Introduction‎ > ‎


STEMMA stands for “Source Text for Event and Ménage MApping”.


STEMMA was primarily a data model for long-term storage and data exchange although it has since become much more. It therefore strived to hold data entities and their connections rather than any presentation information. There is deliberately no concept of font control, colouring, or date and numeric formatting. These are the responsibility of the software tools utilising a STEMMA Document.


The STEMMA source format is portrayed here using XML (eXtensible Markup Language) but this should be viewed as just one physical representation since the data model itself could be represented in a variety of ways (e.g. JSON). XML is a textual serialisation format designed originally by W3C to represent structured data in a generalised way, mainly to facilitate communication over the Internet. XML is a well-established standard that provides for automatic validation according to schema definition files. It also supports namespaces for versioning of the main schema and for formal extensions to the main schema.

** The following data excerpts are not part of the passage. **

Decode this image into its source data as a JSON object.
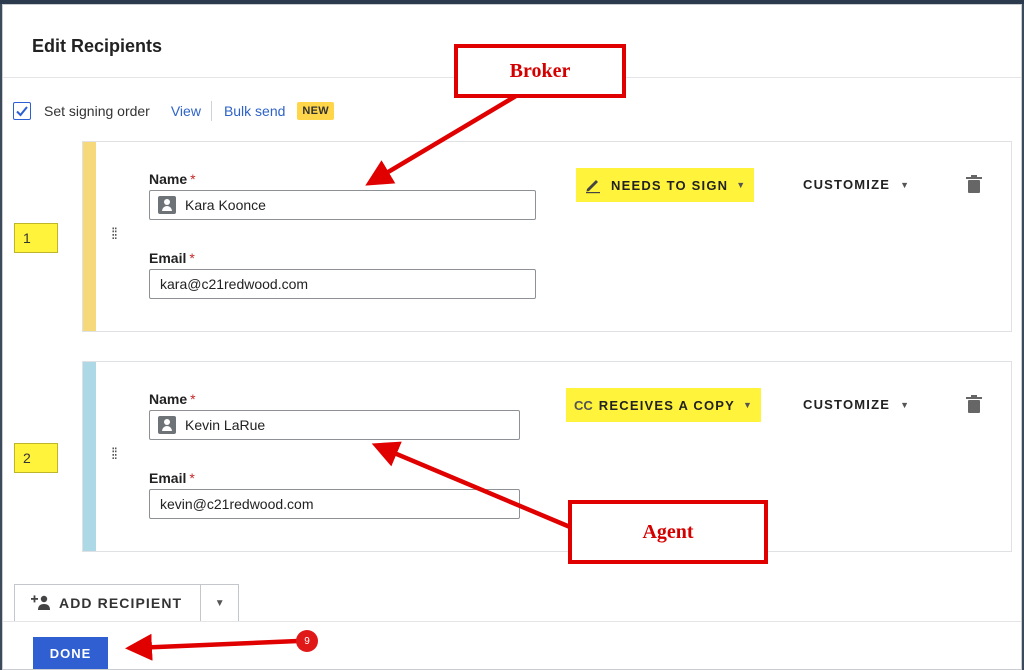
{
  "dialog": {
    "title": "Edit Recipients"
  },
  "signing_order": {
    "checked": true,
    "label": "Set signing order",
    "view_link": "View",
    "bulk_send_link": "Bulk send",
    "new_badge": "NEW"
  },
  "recipients": [
    {
      "order": "1",
      "stripe_color": "#f6d97b",
      "name_label": "Name",
      "name_value": "Kara Koonce",
      "email_label": "Email",
      "email_value": "kara@c21redwood.com",
      "role": "NEEDS TO SIGN",
      "role_icon": "pen-icon",
      "customize": "CUSTOMIZE"
    },
    {
      "order": "2",
      "stripe_color": "#add8e6",
      "name_label": "Name",
      "name_value": "Kevin LaRue",
      "email_label": "Email",
      "email_value": "kevin@c21redwood.com",
      "role": "RECEIVES A COPY",
      "role_icon_text": "CC",
      "customize": "CUSTOMIZE"
    }
  ],
  "required_marker": "*",
  "add_recipient": {
    "label": "ADD RECIPIENT"
  },
  "footer": {
    "done_label": "DONE"
  },
  "annotations": {
    "broker": "Broker",
    "agent": "Agent",
    "step_number": "9"
  },
  "colors": {
    "accent": "#2f5fd0",
    "highlight": "#fff43b",
    "annotation_red": "#e00000"
  }
}
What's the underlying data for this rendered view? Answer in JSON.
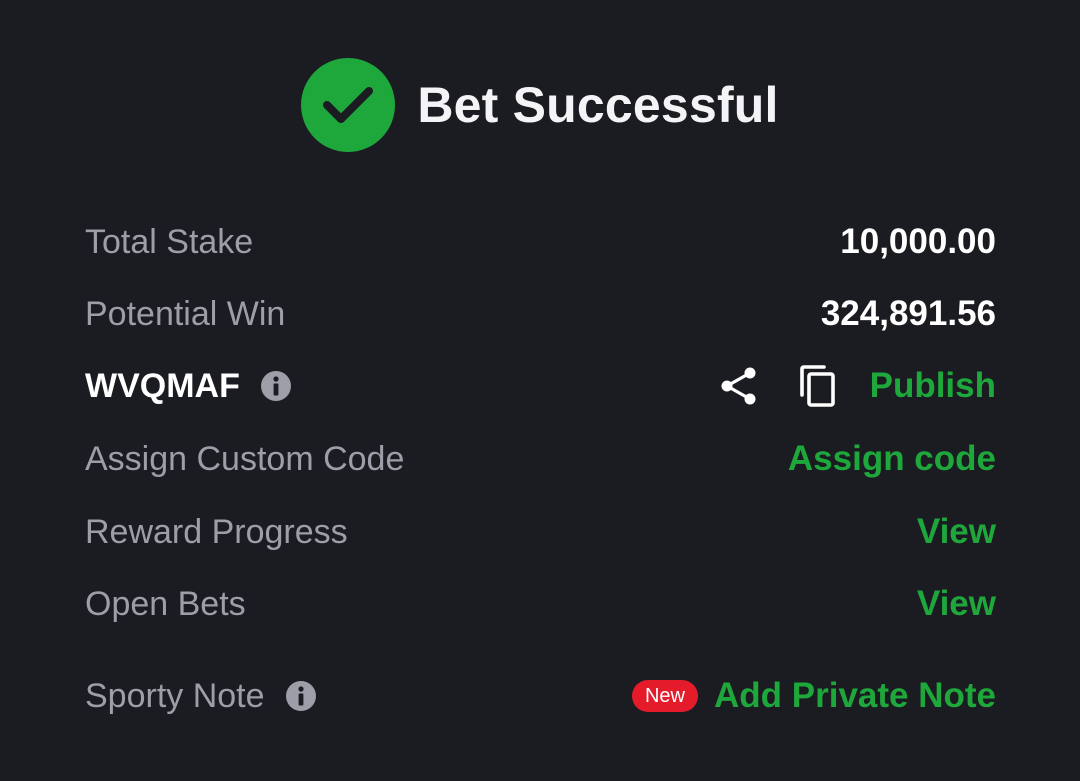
{
  "header": {
    "title": "Bet Successful",
    "icon": "check-circle-icon"
  },
  "rows": {
    "total_stake": {
      "label": "Total Stake",
      "value": "10,000.00"
    },
    "potential_win": {
      "label": "Potential Win",
      "value": "324,891.56"
    },
    "booking_code": {
      "code": "WVQMAF",
      "publish_label": "Publish"
    },
    "custom_code": {
      "label": "Assign Custom Code",
      "action": "Assign code"
    },
    "reward_progress": {
      "label": "Reward Progress",
      "action": "View"
    },
    "open_bets": {
      "label": "Open Bets",
      "action": "View"
    },
    "sporty_note": {
      "label": "Sporty Note",
      "badge": "New",
      "action": "Add Private Note"
    }
  },
  "colors": {
    "background": "#1b1c21",
    "accent_green": "#1ea83c",
    "label_gray": "#9c9ea8",
    "badge_red": "#e41b2b"
  }
}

STEMMA is designed to represent generalised micro-history data, including family history, as opposed to merely biological lineage (literally genealogical data). Genealogy is often associated with biological lineage, particularly in the form of family trees, whereas micro-history is concerned with more types of subject entity such as persons, places, animals, and groups all events in the history of those subjects and arbitrary connections between them. Family history is therefore a form of Micro-history. This is a far more ambitious goal and STEMMA strives to find a balance between a strong formal approach and the flexibility to accommodate the unexpected and human contributions (i.e. narrative work, reasoning, and general notes).


STEMMA gives Persons, Places, Animals, Groups, and Events equal billing as top-level entities, thus providing social, geographical, and temporal dimensionality to the data. In addition, there are top-level entities representing narrative work, sources, citations, source analysis, and attachments, which contribute an informational dimension. Each of these entities has a Key by which they can be referenced from other entities, and each supports a strong narrative structure. This narrative is more than just a set of brief comments or plain-text notes since it can arbitrarily reference other entities by their Key. The embedding of references within narrative also allows a STEMMA viewing tool to easily generate hyperlinks to the referenced items, thus supporting drill-down in order to identify supporting evidence and reasoning, or to find the source of the evidence.


Most of these top-level elements are also hierarchical. A hierarchy for Persons or for Animals is expected (i.e. lineage), and some products already represent a Place-hierarchy where each place is connected to a broader parent Place. STEMMA goes further by giving Events a hierarchical structure, thus allowing longer-term Events to embrace shorter-term Events and so give them a more granular structure to help with the representation of history. Furthermore, it allows Groups to be hierarchical, and Citations to be hierarchical such that, say, two documents from the same collection can share common data along a chain.


Other noteworthy structural features of STEMMA include:


  • Ability to represent not just biological lineage, or extended family (as in adoptive parents), but arbitrary connections between people who may not be part of the family at all. See The Lineage Trap.
  • Powerful multi-language narrative feature allowing rich-text to be added to all entities, or used for complete research articles. Narrative subsections can be given attributes such as Surety and Sensitivity, and can distinguish information from inference. It can also embed computer-readable links to other entities, including other narrative, using semantic mark-up.
  • Separate syntax to handle all top-level entity definitions (e.g. Event) independently of references to them (e.g. EventLnk). This allows both the definitions and the references to contribute information in a natural contextual way.
  • Inheritance mechanism allowing entity data to be factored out to increase sharing and reduce duplication.
  • Defined methods for declaring extended vocabulary, properties, and for formally extending the core schema.


Although STEMMA was initially conceived as supporting import/export or long-term storage of data, this quickly became a secondary feature. A result of its deep level of representation meant that no database-orientated product could adequately index it.[1] However, indexing it into memory, on-the-fly, meant that (a) full and efficient indexing was possible, (b) that no import/export was necessary as the definitive source format could be exchanged, and (c) that no special consideration was needed for long-term storage or backup of database content. The article Do Genealogists Really Need a Database? explains how reliance on a conventional database is folly, and introduces performance degradation, risk of corruption, incompatibility between different database vendors or proprietary schemas, and forces the need to invent other representations for import/export, etc. The Introduction section mentions ‘historical-data document format’, meaning that a STEMMA Document can be shared and transmitted just as a word-processor document or spreadsheet might you don’t need a database for viewing those!

[1] A simple but demonstrable example is the transcription of Josh (with a superscript ‘h’), which is shorthand for Joseph but is invariably transcribed as Josh, and so is incorrect.